Of late, the Governor of Zamfara state, Bello Matawalle, announced that the state government would continue to negotiate the release of kidnapped victims until the military are able to find lasting solutions to the issue. The state government secured the release of some victims recently after the Jangebe school girls were released.

We submit that the current security menace in that part of the country has neither gone beyond workable solution nor has the situation degenerated to a war-like state, but the fold-arm approach of the state government and low premium placed on the lives and properties in these state provided fertile ground for criminal elements to ply their trade. The governor’s comment is therefore unguarded and careless. It is a comment that, rather than motivate the residents of the state, emboldens the criminals.

On the one hand we are worried about the utterances of Sheikh Ahmad Gumi, a self-styled spokesperson of the bandits terrorising  Niger, Zamfara and some other states in that region. The cleric who has link with the bandits and have been the middleman reportedly facilitating negotiations between the criminals and the government called on the media to stop referring to the bandits as ‘criminals’. He accused the press of being the culprit for the manner in which they report the activities of these bandits. “You’re emphasising on criminality, even the press are criminals too because they are putting oil into fire.
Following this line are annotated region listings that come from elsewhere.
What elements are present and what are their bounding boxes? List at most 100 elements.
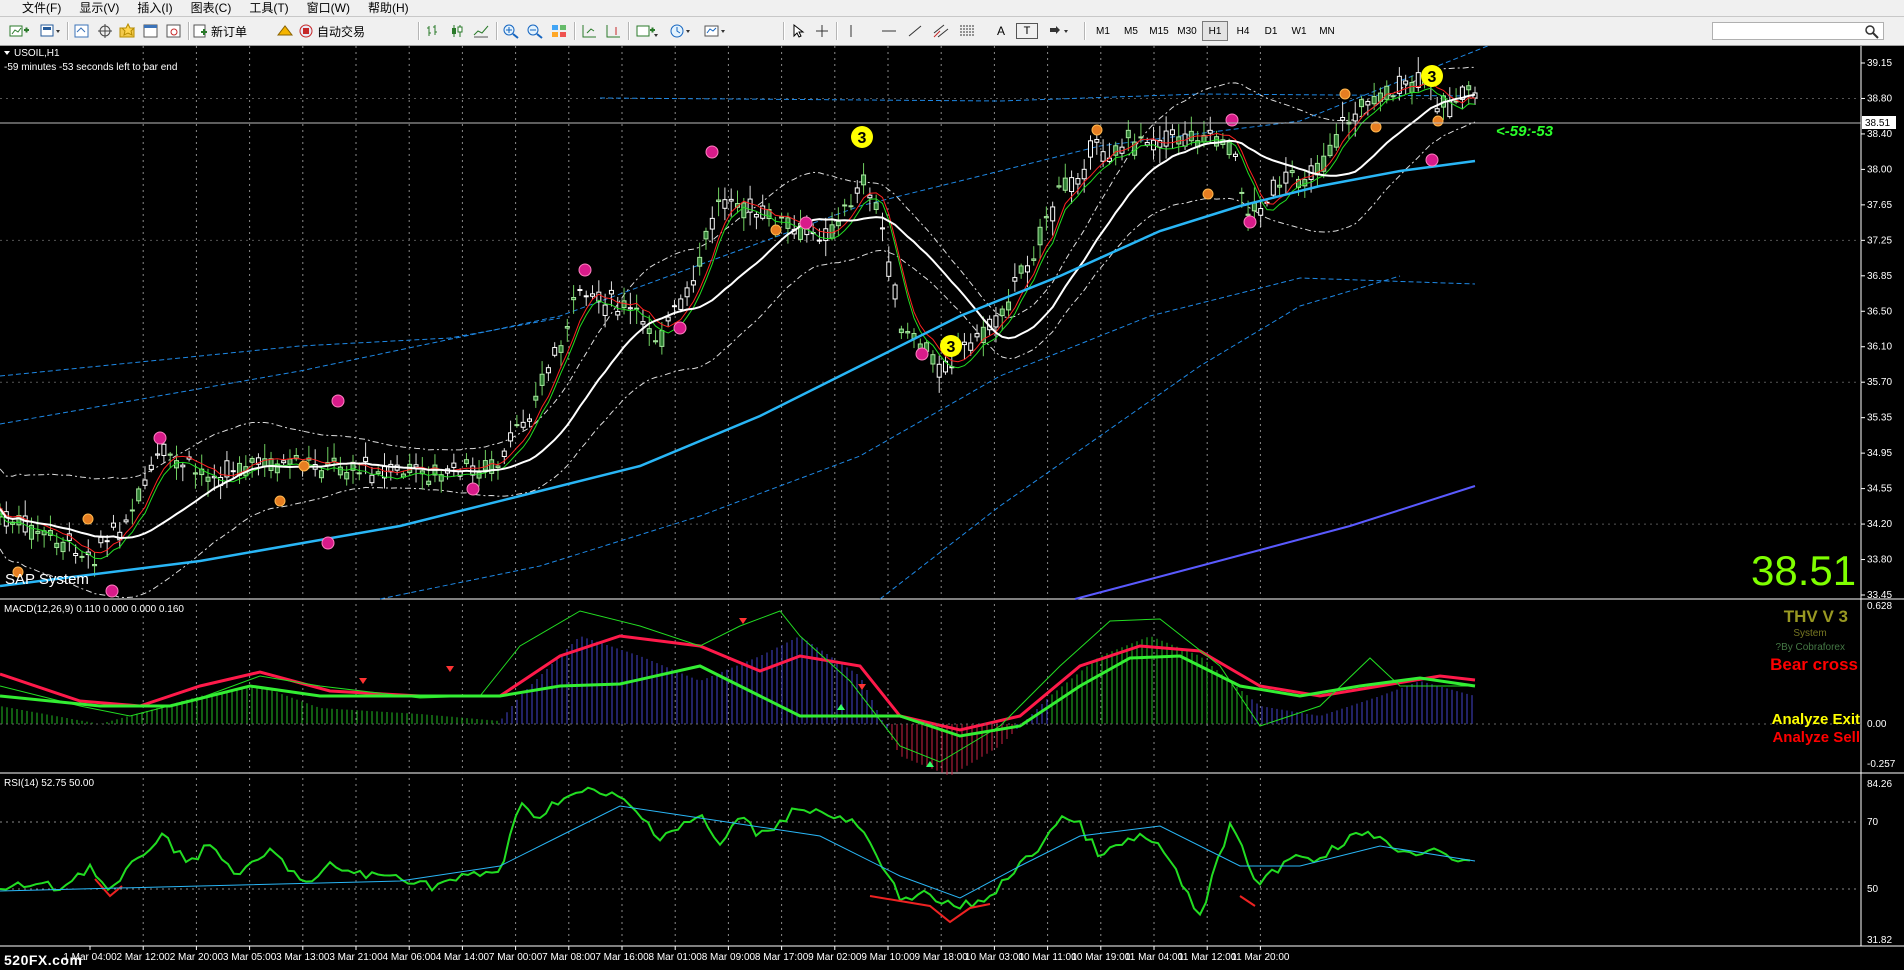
- menu-item-4[interactable]: 工具(T): [240, 0, 297, 16]
- templates-icon[interactable]: [700, 20, 730, 42]
- timeframe-m30[interactable]: M30: [1174, 21, 1200, 41]
- candle-body: [1056, 185, 1062, 188]
- auto-trading-icon[interactable]: [274, 20, 296, 42]
- candle-body: [703, 230, 709, 240]
- text-label-icon[interactable]: T: [1016, 23, 1038, 39]
- candle-body: [1289, 170, 1295, 174]
- candle-body: [1094, 138, 1100, 143]
- candle-body: [665, 316, 671, 322]
- cursor-icon[interactable]: [787, 20, 809, 42]
- tile-windows-icon[interactable]: [548, 20, 570, 42]
- periods-icon[interactable]: [666, 20, 696, 42]
- candle-body: [337, 466, 343, 476]
- price-label: 33.45: [1867, 590, 1892, 601]
- candle-body: [463, 459, 469, 465]
- search-icon[interactable]: [1862, 21, 1882, 43]
- price-label: 35.35: [1867, 413, 1892, 424]
- time-label: 10 Mar 19:00: [1071, 952, 1130, 963]
- chart-shift-icon[interactable]: [602, 20, 624, 42]
- channel-icon[interactable]: [930, 20, 952, 42]
- arrows-icon[interactable]: [1044, 20, 1074, 42]
- vertical-line-icon[interactable]: [840, 20, 862, 42]
- toolbar-separator: [1084, 22, 1086, 40]
- candle-body: [526, 418, 532, 422]
- rsi-tick-label: 31.82: [1867, 935, 1892, 946]
- zoom-out-icon[interactable]: [524, 20, 546, 42]
- rsi-tick-label: 84.26: [1867, 779, 1892, 790]
- time-label: 11 Mar 20:00: [1231, 952, 1290, 963]
- candle-body: [615, 310, 621, 316]
- fibonacci-icon[interactable]: [956, 20, 978, 42]
- candle-body: [104, 540, 110, 543]
- candle-body: [1403, 80, 1409, 85]
- new-chart-icon[interactable]: [4, 20, 34, 42]
- candle-body: [1232, 153, 1238, 157]
- thv-system: System: [1793, 628, 1826, 639]
- crosshair-nav-icon[interactable]: [94, 20, 116, 42]
- candle-body: [1270, 179, 1276, 196]
- candle-body: [318, 470, 324, 479]
- menu-item-5[interactable]: 窗口(W): [298, 0, 359, 16]
- bar-timer-label: -59 minutes -53 seconds left to bar end: [4, 62, 177, 73]
- candle-body: [224, 460, 230, 478]
- time-label: 3 Mar 13:00: [276, 952, 330, 963]
- timeframe-w1[interactable]: W1: [1286, 21, 1312, 41]
- candle-body: [1012, 277, 1018, 282]
- auto-scroll-icon[interactable]: [578, 20, 600, 42]
- profiles-icon[interactable]: [36, 20, 64, 42]
- menu-item-0[interactable]: 文件(F): [0, 0, 70, 16]
- favorites-icon[interactable]: [117, 20, 139, 42]
- search-input[interactable]: [1712, 22, 1884, 40]
- orange-signal-marker: [1339, 88, 1351, 100]
- timeframe-m5[interactable]: M5: [1118, 21, 1144, 41]
- candle-body: [829, 224, 835, 239]
- horizontal-line-icon[interactable]: [878, 20, 900, 42]
- line-chart-icon[interactable]: [470, 20, 492, 42]
- indicators-icon[interactable]: [632, 20, 662, 42]
- price-label: 38.40: [1867, 129, 1892, 140]
- menu-item-3[interactable]: 图表(C): [182, 0, 241, 16]
- bar-chart-icon[interactable]: [422, 20, 444, 42]
- timeframe-h1[interactable]: H1: [1202, 21, 1228, 41]
- candle-body: [653, 340, 659, 343]
- timeframe-m1[interactable]: M1: [1090, 21, 1116, 41]
- candle-body: [1226, 141, 1232, 156]
- time-label: 3 Mar 05:00: [223, 952, 277, 963]
- candle-body: [1100, 151, 1106, 162]
- strategy-tester-icon[interactable]: [163, 20, 185, 42]
- candle-body: [854, 187, 860, 194]
- candle-body: [148, 464, 154, 470]
- candle-body: [659, 330, 665, 347]
- candle-body: [501, 450, 507, 458]
- candle-body: [1434, 108, 1440, 113]
- candle-body: [1031, 258, 1037, 261]
- timeframe-m15[interactable]: M15: [1146, 21, 1172, 41]
- price-label: 39.15: [1867, 58, 1892, 69]
- text-tool-icon[interactable]: A: [990, 20, 1012, 42]
- timeframe-mn[interactable]: MN: [1314, 21, 1340, 41]
- chart-window[interactable]: 38.51 39.15 38.80 38.40 38.00 37.65 37.25 36.8…: [0, 46, 1904, 970]
- candle-body: [1169, 129, 1175, 136]
- crosshair-icon[interactable]: [811, 20, 833, 42]
- candlestick-icon[interactable]: [446, 20, 468, 42]
- auto-trade-button[interactable]: 自动交易: [298, 20, 386, 42]
- menu-item-6[interactable]: 帮助(H): [359, 0, 418, 16]
- symbol-label: USOIL,H1: [14, 48, 60, 59]
- candle-body: [640, 321, 646, 325]
- menu-item-2[interactable]: 插入(I): [128, 0, 181, 16]
- terminal-icon[interactable]: [140, 20, 162, 42]
- zoom-in-icon[interactable]: [500, 20, 522, 42]
- trendline-icon[interactable]: [904, 20, 926, 42]
- timeframe-h4[interactable]: H4: [1230, 21, 1256, 41]
- timeframe-d1[interactable]: D1: [1258, 21, 1284, 41]
- new-order-button[interactable]: 新订单: [192, 20, 272, 42]
- candle-body: [684, 287, 690, 298]
- rsi-tick-label: 70: [1867, 817, 1879, 828]
- candle-body: [1006, 301, 1012, 311]
- candle-body: [1302, 179, 1308, 187]
- candle-body: [356, 472, 362, 475]
- candle-body: [230, 470, 236, 473]
- candle-body: [835, 220, 841, 227]
- market-watch-icon[interactable]: [71, 20, 93, 42]
- menu-item-1[interactable]: 显示(V): [70, 0, 128, 16]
These people are listening to you, you should not address them as criminals if you want them to succumb,” he said.

We wondered why the respected cleric would decide to pressure the Government to see the bandits from a contradictory perspective. We are of the belief that Sheikh Gumi is only a front for some elements cashing in on the devilish acts of the bandits and want the country to live with such acts.
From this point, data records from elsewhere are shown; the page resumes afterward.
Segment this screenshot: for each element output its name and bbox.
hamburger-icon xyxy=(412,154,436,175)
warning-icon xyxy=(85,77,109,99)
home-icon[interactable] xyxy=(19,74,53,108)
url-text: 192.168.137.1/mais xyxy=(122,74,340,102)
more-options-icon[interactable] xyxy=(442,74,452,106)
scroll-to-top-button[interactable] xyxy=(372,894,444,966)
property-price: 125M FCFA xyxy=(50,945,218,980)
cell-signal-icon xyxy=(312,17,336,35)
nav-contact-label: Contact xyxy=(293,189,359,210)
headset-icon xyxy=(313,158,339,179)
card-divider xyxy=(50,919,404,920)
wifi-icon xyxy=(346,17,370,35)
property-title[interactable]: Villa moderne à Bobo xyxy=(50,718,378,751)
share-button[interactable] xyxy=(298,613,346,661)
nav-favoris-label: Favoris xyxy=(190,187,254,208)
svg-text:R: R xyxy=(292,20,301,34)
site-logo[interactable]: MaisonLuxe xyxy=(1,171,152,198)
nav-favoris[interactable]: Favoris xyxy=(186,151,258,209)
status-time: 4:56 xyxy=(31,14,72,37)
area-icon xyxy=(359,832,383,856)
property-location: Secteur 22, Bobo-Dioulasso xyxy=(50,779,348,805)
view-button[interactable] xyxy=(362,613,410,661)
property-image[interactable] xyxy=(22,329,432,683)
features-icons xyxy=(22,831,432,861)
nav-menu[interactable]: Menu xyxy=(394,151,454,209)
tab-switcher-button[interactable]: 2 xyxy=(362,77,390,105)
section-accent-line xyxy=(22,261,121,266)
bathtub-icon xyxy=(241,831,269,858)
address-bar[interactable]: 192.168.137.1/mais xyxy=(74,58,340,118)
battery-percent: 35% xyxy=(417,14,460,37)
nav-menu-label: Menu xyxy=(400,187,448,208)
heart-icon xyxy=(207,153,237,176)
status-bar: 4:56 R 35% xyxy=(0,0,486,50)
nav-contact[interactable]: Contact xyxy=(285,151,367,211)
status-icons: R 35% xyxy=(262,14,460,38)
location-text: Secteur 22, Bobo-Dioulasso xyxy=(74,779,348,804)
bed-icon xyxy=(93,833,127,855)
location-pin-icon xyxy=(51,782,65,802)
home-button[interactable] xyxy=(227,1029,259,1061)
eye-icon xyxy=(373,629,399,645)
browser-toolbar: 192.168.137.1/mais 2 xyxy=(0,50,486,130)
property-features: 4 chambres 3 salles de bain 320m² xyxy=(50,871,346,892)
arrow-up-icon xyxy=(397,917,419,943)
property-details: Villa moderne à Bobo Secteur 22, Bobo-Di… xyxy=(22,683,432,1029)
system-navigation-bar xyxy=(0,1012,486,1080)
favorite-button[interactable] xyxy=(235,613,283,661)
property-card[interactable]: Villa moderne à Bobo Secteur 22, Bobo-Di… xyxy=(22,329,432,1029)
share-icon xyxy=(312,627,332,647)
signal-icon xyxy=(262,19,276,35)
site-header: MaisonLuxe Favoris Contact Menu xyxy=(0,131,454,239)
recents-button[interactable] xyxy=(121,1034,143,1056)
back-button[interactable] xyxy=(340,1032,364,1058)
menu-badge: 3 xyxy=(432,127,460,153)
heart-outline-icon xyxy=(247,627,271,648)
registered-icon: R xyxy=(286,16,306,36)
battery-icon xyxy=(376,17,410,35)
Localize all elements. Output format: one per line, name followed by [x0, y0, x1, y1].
The government at both the state and the Federal must as a matter of urgency put a lasting solution to the bandits ravaging that part of the country. Tolerating acts like banditry is nothing but a call for anarchy and a license for other forms of criminal activities to sprout in other parts of the country.

We call on political and religious leaders to guard their utterances on issues of security while their opinions are not laced with sentiment. They must have the courage to call a spade a spade and not just a tool for packing sand. We demand that proactive measure should be activated to put a permanent end to banditry while the culprits are dealt with according to the law of the country.